India threatens to drag EU to WTO over mango ban
Sharma said he has already written a letter on the matter to EU Trade Commissioner Karel De Gucht.
He said the government has invested in creating world-class laboratories through the Agricultural and Processed Food Products Export Development Authority (APEDA) and their certification processes are acceptable to the EU, the US and other countries.
The minister described the EU’s move as an ‘arbitrary action without any consultation.’
‘It has no justification and I have said in my communication that it will definitely have a very negative fallout in respect of our economic relationship,’ Sharma said.
He said APEDA has the mandate of certification of agri-produce exports and that is acceptable to all countries.
‘That is why APEDA and the commerce ministry have taken up this matter,’ he said, expressing hope that the issue would be resolved.
Yesterday, when asked if India is considering dragging the EU to WTO’s dispute settlement mechanism over the import curbs, Commerce Secretary Rajeev Kher said the issue should be addressed through consultation.
‘I do not think that will be the right approach in this case. EU and India are strong bilateral trading partners.

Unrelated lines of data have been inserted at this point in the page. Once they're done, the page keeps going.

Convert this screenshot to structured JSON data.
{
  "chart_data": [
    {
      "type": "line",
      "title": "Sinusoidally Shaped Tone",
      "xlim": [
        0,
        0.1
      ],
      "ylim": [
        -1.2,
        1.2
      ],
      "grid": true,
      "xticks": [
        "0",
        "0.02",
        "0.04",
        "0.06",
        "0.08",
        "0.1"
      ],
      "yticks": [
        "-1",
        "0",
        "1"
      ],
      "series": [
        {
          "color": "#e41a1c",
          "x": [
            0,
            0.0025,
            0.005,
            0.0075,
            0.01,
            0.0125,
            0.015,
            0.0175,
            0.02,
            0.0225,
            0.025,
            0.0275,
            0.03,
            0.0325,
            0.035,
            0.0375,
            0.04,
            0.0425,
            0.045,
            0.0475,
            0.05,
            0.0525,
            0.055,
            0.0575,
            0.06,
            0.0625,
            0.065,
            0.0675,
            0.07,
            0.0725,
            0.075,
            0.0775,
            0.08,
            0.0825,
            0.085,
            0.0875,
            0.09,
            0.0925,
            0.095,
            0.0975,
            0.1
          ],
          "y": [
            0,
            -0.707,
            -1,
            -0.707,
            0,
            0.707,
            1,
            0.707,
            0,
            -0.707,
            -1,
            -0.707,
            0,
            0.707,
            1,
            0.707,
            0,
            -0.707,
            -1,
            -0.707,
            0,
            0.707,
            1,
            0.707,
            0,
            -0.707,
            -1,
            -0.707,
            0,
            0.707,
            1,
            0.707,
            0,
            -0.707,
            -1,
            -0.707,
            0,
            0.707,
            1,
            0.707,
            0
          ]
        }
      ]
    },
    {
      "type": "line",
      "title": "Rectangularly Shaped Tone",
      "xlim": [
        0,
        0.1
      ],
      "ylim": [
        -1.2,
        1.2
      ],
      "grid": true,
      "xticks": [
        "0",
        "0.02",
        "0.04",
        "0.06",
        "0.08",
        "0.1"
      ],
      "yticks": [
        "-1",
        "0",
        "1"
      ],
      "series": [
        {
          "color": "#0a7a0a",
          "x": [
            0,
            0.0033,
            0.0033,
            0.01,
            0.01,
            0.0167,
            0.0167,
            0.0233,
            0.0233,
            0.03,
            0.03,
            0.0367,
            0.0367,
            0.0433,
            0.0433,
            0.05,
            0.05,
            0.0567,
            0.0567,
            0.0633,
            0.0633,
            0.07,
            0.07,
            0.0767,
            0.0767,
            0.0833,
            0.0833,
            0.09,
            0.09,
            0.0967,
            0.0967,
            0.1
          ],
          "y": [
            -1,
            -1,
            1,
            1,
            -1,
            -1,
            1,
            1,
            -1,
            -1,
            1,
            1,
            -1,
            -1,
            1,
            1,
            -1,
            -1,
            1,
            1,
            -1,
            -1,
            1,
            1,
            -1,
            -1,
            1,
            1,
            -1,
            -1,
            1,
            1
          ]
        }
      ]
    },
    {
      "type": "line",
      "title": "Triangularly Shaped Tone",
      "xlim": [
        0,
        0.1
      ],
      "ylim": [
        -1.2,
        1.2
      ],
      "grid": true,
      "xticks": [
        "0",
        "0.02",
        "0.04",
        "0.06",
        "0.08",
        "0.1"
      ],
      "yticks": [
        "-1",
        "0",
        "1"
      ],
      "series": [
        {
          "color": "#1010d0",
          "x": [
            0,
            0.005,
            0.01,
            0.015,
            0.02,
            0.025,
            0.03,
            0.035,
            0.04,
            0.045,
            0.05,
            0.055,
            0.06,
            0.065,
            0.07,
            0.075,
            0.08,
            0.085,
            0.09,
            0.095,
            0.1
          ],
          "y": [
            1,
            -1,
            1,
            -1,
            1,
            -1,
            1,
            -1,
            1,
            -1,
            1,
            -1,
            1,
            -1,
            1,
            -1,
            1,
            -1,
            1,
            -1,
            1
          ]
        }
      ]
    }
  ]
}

We should sort out differences through mutual conversation,’ Kher had said.
On Monday, the EU banned the import of Alphonso mangoes, the king of fruits, and four vegetables from India for the period from May 1 to December 2015 after authorities found consignments infested with fruit flies.
Imports have been restricted as 207 consignments of mangoes and some vegetables shipped from India in 2013 were found to be contaminated by pests.
The UK imports almost 160 lakh mangoes from India and the market for this fruit is worth almost 6 million pounds a year.
India, the world’s largest mango exporter, sells about 65,000-70,000 tonnes of all varieties of the fruit overseas out of its total production of 15-16 lakh tonnes.